U.S. employers added 145,000 jobs in December 2019, keeping unemployment at the record low of 3.5 percent, according to the Bureau of Labor Statistics (BLS).
“Notable job gains occurred in retail trade and health care, while mining lost jobs,” BLS reported on Friday.
Black and Hispanic unemployment rates remained near record lows. Black unemployment bottomed out at 5.5 percent in September, with Hispanic unemployment at 3.9 percent that month. The numbers for December — 5.9 percent for blacks and 4.2 percent for Hispanics — remained close to those record lows.
These unemployment numbers represent a strong economy, which has enjoyed growth thanks in part to Trump’s tax cuts in 2017 and his efforts to curtail federal regulations.
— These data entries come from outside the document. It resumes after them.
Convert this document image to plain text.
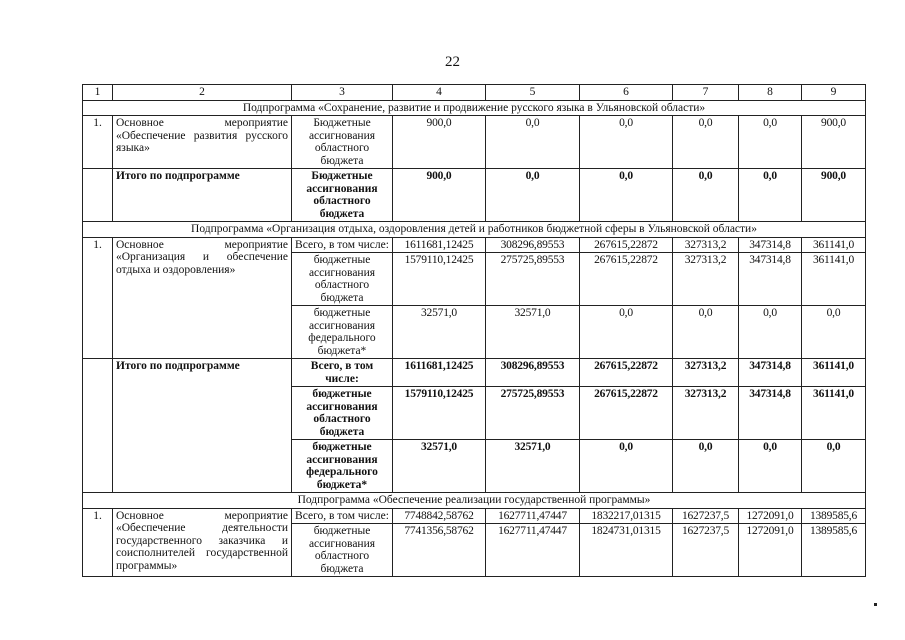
22
1	2	3	4	5	6	7	8	9
Подпрограмма «Сохранение, развитие и продвижение русского языка в Ульяновской области»								
1.	Основное мероприятие «Обеспечение развития русского языка»	Бюджетные ассигнования областного бюджета	900,0	0,0	0,0	0,0	0,0	900,0
	Итого по подпрограмме	Бюджетные ассигнования областного бюджета	900,0	0,0	0,0	0,0	0,0	900,0
Подпрограмма «Организация отдыха, оздоровления детей и работников бюджетной сферы в Ульяновской области»								
1.	Основное мероприятие «Организация и обеспечение отдыха и оздоровления»	Всего, в том числе:	1611681,12425	308296,89553	267615,22872	327313,2	347314,8	361141,0
		бюджетные ассигнования областного бюджета	1579110,12425	275725,89553	267615,22872	327313,2	347314,8	361141,0
		бюджетные ассигнования федерального бюджета*	32571,0	32571,0	0,0	0,0	0,0	0,0
	Итого по подпрограмме	Всего, в том числе:	1611681,12425	308296,89553	267615,22872	327313,2	347314,8	361141,0
		бюджетные ассигнования областного бюджета	1579110,12425	275725,89553	267615,22872	327313,2	347314,8	361141,0
		бюджетные ассигнования федерального бюджета*	32571,0	32571,0	0,0	0,0	0,0	0,0
Подпрограмма «Обеспечение реализации государственной программы»								
1.	Основное мероприятие «Обеспечение деятельности государственного заказчика и соисполнителей государственной программы»	Всего, в том числе:	7748842,58762	1627711,47447	1832217,01315	1627237,5	1272091,0	1389585,6
		бюджетные ассигнования областного бюджета	7741356,58762	1627711,47447	1824731,01315	1627237,5	1272091,0	1389585,6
Robert Johnson, founder of Black Entertainment Television (BET) and America’s first black billionaire, praised President Donald Trump for the roaring economy, giving him an “A+.”
“I think the economy is doing great, and it’s reaching populations that heretofore had very bad problems in terms of jobs and employments and the opportunities that come with employment … so African-American unemployment is at its lowest level,” Johnson said last July.
However, the unemployment figures do not tell the whole story. BLS only counts someone as unemployed if he or she is still seeking work. The labor force participation rate, which measures the total number of workers who are employed or seeking work out of the total civilian working-age population, has hovered around 63 percent since 2014, and it stood at 63.2 percent in December.
This economic growth is strong, but there is still more room for recovery.